Jürgen and I destroyed every trace of her from our lives, just as the Gestapo told us to—but that one photo came back to me at the time I needed it most. Was it some kind of penance that even my photo of her kept slipping from my grasp?
41
Lizzie
El Paso, Texas
1943
“That’s it, Ava. Just tie the stalk to the stake there—good girl. And, Brianna—take just a little bit of that mulch and put it around the base of the plant.”
I knew my whole life that I was not cut out to be a mother, but I’d made a startling discovery—I was a fantastic “aunt” to Becca’s two girls, and quite a good gardening teacher. I’d ripped up the roses and the hedges from our yard and converted every square inch of our lot into a Victory Garden, just as the government was encouraging us all to do. Advertisements in magazines gave instructions for growing and preserving our own food to make rations go further, and for the first time in years, my fingernails were black with soil, and I was contributing something.

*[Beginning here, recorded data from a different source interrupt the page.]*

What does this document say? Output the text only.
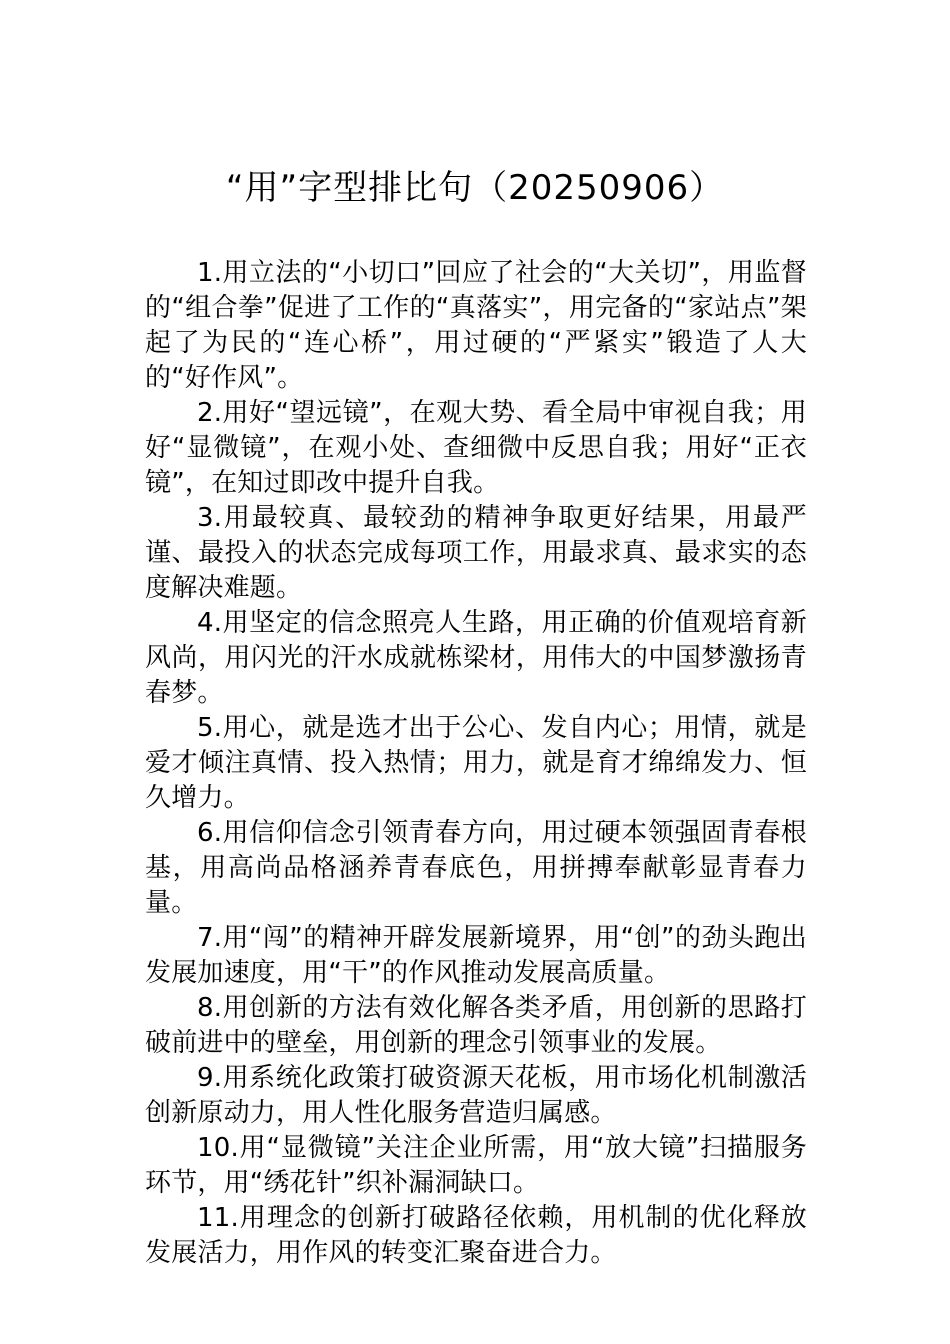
“用”字型排比句（20250906）

1.用立法的“小切口”回应了社会的“大关切”，用监督的“组合拳”促进了工作的“真落实”，用完备的“家站点”架起了为民的“连心桥”，用过硬的“严紧实”锻造了人大的“好作风”。

2.用好“望远镜”，在观大势、看全局中审视自我；用好“显微镜”，在观小处、查细微中反思自我；用好“正衣镜”，在知过即改中提升自我。

3.用最较真、最较劲的精神争取更好结果，用最严谨、最投入的状态完成每项工作，用最求真、最求实的态度解决难题。

4.用坚定的信念照亮人生路，用正确的价值观培育新风尚，用闪光的汗水成就栋梁材，用伟大的中国梦激扬青春梦。

5.用心，就是选才出于公心、发自内心；用情，就是爱才倾注真情、投入热情；用力，就是育才绵绵发力、恒久增力。

6.用信仰信念引领青春方向，用过硬本领强固青春根基，用高尚品格涵养青春底色，用拼搏奉献彰显青春力量。

7.用“闯”的精神开辟发展新境界，用“创”的劲头跑出发展加速度，用“干”的作风推动发展高质量。

8.用创新的方法有效化解各类矛盾，用创新的思路打破前进中的壁垒，用创新的理念引领事业的发展。

9.用系统化政策打破资源天花板，用市场化机制激活创新原动力，用人性化服务营造归属感。

10.用“显微镜”关注企业所需，用“放大镜”扫描服务环节，用“绣花针”织补漏洞缺口。

11.用理念的创新打破路径依赖，用机制的优化释放发展活力，用作风的转变汇聚奋进合力。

My garden was the pride of the street and I was coordinating the neighborhood home garden co-op too. The women I’d been so wary of in the early years of my marriage to Calvin were keen to heed the call to do the same, but not one of them had ever even dug out a weed. This moment called for hands-on participation and, suddenly, everyone wanted some of my time.
Calvin was supportive of my new projects—but I knew he didn’t like when they cut into my housekeeping time, and I’d long since come to terms with the fact that I needed to spend more time on my appearance than I preferred. But all that was fine. It turned out I was a woman who was happiest when she crammed a lot into each day.
“You’re a godsend, Lizzie,” Becca said, as she slid a tray of lemonade onto a table near the garden. “Truly. This garden has been just the distraction we needed. Girls, go wash up and come have a snack.”
I slipped my gloves off and took a seat opposite Becca, expressing my thanks as she passed me an icy glass of lemonade.
“Any news on your brother?” she asked, and the pleasure I’d been feeling dimmed.
“They’re staged somewhere east—that’s all I know. I just don’t know…” I sighed heavily and sipped the lemonade. “Henry hasn’t called in a long time, and he’s been sending me letters that don’t say much.” Henry’s division had been all over for training exercises—Arkansas and Louisiana and California and then New York State. I told myself that Henry was seeing the country, and that with his division training so extensively, he was going to be truly ready to serve if and when they were sent to Europe or the Pacific.
I kept myself busy with the gardens. I made sure of that. Every time I found myself bored, my panic about Henry and the war began to spiral.